Shift or broadening? There's a debate
Others describe the shift as a broadening of the market. When the global economy looked shaky 18 months ago, for instance, "you had investors clinging close to the earnings tree," said Bryan Piskorowski, a market analyst with Prudential Securities.
The "Nifty 50" large caps got the biggest benefit. Now it's clear global economies "are at least not headed off a cliff," he thinks some mid-caps, particularly energy and semiconductor stocks, are interesting. "It's not time to be preaching the Russell is back and everybody should ignore the 50," he said. "It's time to broaden your scope a little bit."

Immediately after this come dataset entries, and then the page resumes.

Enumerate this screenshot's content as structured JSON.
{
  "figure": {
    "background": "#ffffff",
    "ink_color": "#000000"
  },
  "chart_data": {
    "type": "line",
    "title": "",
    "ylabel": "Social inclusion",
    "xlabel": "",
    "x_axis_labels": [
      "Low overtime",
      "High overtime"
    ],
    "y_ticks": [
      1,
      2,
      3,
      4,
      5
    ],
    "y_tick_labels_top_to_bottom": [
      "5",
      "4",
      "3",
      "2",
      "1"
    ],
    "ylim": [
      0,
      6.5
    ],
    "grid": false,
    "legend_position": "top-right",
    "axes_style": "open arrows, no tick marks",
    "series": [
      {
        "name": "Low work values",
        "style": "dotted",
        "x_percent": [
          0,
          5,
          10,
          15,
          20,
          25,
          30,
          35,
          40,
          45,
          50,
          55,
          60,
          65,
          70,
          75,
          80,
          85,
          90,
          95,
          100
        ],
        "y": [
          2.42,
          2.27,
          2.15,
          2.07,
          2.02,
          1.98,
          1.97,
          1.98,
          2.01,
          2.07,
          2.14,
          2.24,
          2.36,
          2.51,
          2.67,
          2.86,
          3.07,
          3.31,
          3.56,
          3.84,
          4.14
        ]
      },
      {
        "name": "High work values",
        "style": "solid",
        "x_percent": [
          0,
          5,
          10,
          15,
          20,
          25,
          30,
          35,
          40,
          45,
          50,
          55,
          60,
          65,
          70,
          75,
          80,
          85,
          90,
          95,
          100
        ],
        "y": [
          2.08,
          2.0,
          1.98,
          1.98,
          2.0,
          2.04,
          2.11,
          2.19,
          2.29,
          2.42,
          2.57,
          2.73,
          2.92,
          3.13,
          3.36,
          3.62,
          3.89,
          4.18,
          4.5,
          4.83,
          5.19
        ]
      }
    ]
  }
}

Christine Callies, chief investment strategist at CS First Boston, isn't convinced small-cap stocks are back. Oddly enough, she said their rebound will have nothing to do with small cap stocks themselves.
"It really isn't a beauty contest between big-cap and small-cap stocks that the small caps eventually win," Callies said. "It's started by a change in the economic environment that favors profit growth for both." When that happens, there's no scarcity value in stable, large stocks, so smaller ones get more attractive, she explained.
How do individuals benefit?
Still, she has noted an improvement in small cap performance. Other market analysts say the shift is more profound and well worth paying attention to.
But how best to take advantage of the rebound in small caps? Investing directly in small caps takes a good stock picker, perhaps better than investing in big caps. That's because it requires a lot of homework to sift through a bigger universe of more untested companies.
That can be done, but it can be frustrating. "The world doesn't wait for you to go through your research," Johnson said. "You're sitting there doing your research and while you twiddle your thumbs, Rome is burning."
Callies agrees, though she says investors shouldn't rule out the possibility of investing in small caps. "It's a matter of [an investor's] expertise and time constraints."
There is a wide variety of small-cap and mid-cap mutual funds for investors who don't have the confidence or time to look at specific small cap stocks.
Actually, mid-cap funds have performed the best this year, according to mutual-fund tracker Morningstar Inc. The average mid-cap fund is up 8.4 percent so far this year, compared with 7.7 percent for large-cap funds and 3.7 percent for small-cap funds.
The five best-performing mid-cap funds this year, all up more than 39 percent since January according to Morningstar, are the technology-oriented Nevis Fund; the Van Wagoner Emerging Growth Fund, which is very tech-oriented; the Van Wagoner Mid-Cap Fund, built around 10 mid-cap growth stocks; the Navellier Mid Cap Growth Fund, focused on undervalued growth companies; and the Loomis Sayles Aggressive Growth Fund, another mid-cap tech-oriented fund.
The best-performing small caps so far this year are the Van Wagoner Post-Venture Fund, specializing in companies with recent venture capital; the Van Wagoner Micro-Cap Fund; the Schroder Micro Cap Fund; the BlackRock Micro-Cap Equity Fund; and the RS Emerging Growth Fund, which focuses on technology. All are up more than 34 percent in 1999.
That shows a strong bias toward very small companies. The three micro-cap funds specialize in companies under $250 million in market cap.
Johnson pointed out that perhaps the best way to take advantage of a general rebound in mid-cap stocks is to buy the S&P mid-cap depositary receipts on the American Stock Exchange. That mirrors the performance of the Standard & Poor's 400 mid-cap index. "That's a very efficient way of getting mid-cap or small stocks," he said.